The Art of Not Drowning
My palms were sweating so bad I could barely grip my phone. Across the pool, Jake was laughing at something Taylor said, tilting his head back like he was in a toothpaste commercial. I'd been functioning on three hours of sleep—thanks, zombie apocalypse marathon—and I was definitely not ready for the party of the century.
"You good?" Maya appeared beside me, holding two sodas. "You look like you've seen a ghost. Or like you're about to become one."
"I'm fine," I lied. "Just peachy. Totally normal human behavior."
She snorted. "You've been staring at Jake for twenty minutes. Either make a move or I'm doing it for you."
"I can't just—"
"Listen." She set down the sodas. "My cousin Lexie says the best way to get someone's attention is to be unpredictable. Be mysterious. Be a fox."
"A fox."
"Sly, clever, impossible to ignore. That's the vibe."

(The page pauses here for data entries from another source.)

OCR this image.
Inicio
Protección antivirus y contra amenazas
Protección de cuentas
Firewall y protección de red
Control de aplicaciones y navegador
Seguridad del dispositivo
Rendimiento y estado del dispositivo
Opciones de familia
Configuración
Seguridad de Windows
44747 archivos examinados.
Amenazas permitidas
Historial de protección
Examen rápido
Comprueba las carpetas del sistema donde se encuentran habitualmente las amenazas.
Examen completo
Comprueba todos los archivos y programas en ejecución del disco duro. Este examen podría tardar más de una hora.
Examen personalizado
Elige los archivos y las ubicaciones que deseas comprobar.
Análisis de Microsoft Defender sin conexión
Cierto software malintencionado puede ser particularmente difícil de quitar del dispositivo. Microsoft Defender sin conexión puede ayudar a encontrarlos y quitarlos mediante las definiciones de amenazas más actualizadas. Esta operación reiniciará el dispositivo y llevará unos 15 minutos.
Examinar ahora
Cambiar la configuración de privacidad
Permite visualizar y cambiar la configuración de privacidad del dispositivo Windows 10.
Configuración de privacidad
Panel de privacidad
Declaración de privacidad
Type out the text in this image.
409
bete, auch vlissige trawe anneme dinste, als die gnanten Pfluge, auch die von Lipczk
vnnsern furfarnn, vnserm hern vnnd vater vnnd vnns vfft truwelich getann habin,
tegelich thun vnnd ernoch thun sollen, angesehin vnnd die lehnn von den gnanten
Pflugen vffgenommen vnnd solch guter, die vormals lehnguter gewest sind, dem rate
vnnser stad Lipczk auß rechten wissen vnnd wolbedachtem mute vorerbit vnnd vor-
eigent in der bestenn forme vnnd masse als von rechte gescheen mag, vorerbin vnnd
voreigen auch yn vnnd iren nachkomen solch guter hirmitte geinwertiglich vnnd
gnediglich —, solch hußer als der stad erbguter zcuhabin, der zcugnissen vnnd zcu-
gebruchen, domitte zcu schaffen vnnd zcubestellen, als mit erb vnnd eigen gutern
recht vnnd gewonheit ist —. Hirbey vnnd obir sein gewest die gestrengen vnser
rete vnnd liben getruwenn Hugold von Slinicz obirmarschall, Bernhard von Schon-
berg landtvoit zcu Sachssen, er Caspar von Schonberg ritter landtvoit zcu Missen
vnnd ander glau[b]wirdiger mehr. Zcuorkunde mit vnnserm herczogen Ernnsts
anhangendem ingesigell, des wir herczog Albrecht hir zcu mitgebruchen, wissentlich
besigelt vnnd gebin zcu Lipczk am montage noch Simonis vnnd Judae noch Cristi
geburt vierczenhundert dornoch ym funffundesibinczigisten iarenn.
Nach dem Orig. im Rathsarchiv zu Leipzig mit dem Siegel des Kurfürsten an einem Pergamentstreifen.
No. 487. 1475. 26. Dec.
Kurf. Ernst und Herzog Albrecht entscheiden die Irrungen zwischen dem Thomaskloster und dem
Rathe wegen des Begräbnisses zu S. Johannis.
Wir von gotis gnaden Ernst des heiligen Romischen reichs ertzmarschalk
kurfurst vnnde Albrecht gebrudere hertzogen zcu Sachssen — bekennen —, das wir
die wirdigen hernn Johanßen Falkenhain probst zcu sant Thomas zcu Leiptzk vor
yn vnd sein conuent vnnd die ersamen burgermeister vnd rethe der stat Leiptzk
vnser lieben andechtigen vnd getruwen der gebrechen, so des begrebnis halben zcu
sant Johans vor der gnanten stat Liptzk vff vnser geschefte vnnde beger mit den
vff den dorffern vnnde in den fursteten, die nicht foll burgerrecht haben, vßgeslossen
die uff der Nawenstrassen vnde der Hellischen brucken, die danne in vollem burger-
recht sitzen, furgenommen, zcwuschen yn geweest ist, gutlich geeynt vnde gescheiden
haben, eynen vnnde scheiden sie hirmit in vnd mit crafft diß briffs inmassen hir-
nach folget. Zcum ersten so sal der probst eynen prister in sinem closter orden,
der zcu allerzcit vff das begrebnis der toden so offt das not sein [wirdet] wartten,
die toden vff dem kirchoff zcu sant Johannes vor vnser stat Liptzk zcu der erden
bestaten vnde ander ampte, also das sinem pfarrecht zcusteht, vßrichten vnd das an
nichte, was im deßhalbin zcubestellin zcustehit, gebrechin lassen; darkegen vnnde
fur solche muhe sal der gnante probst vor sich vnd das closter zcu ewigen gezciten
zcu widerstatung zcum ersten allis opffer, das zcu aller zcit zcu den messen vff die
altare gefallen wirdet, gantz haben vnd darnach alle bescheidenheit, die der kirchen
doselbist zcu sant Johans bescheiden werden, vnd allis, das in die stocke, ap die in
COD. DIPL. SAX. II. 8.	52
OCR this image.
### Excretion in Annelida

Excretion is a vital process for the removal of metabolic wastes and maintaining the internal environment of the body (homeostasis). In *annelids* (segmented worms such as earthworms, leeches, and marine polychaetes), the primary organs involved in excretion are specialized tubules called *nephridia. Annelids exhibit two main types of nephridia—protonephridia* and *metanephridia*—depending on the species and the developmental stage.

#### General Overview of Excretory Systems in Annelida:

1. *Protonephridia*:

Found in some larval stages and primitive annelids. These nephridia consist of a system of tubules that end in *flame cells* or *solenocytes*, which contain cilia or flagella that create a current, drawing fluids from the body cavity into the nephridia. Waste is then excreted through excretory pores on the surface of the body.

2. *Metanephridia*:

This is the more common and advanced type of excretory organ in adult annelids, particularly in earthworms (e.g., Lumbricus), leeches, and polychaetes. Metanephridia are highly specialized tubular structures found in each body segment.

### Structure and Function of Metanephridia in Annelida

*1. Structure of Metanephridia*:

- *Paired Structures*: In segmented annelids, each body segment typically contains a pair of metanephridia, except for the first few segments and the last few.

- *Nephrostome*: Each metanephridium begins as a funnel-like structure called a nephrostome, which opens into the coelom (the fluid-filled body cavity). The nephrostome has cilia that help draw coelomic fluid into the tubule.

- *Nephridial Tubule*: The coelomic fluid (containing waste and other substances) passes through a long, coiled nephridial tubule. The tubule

Before I could respond, the sky cracked open. Lightning splintered through the clouds like broken glass, illuminating everything in this stark, sudden flash. Someone screamed—okay, maybe it was me—and suddenly the party chaos escalated. Everyone scrambled for the covered patio while rain started hammering down in these huge, dramatic drops.
Jake grabbed my arm on the way past. "You coming?"
My brain short-circuited. "Yeah. Yeah, I'm—"
Then Taylor yelled, "LAST ONE IN THE POOL IS A ROTTEN EGG!" and suddenly people were diving in fully clothed, shrieking and surfacing like dolphins, and Jake was already halfway there, grinning back at me like this was the most normal thing in the world.
So I jumped.
The water was shockingly cold, electrifying, and I surfaced to laughter and rain and Jake right there saying, "You're actually insane," and for the first time all night, I wasn't overthinking every microscopic movement. I was just swimming in the rain while lightning turned the sky purple-white, feeling more alive than I had in weeks.
Maybe being a fox wasn't about being mysterious. Maybe it was about jumping in anyway.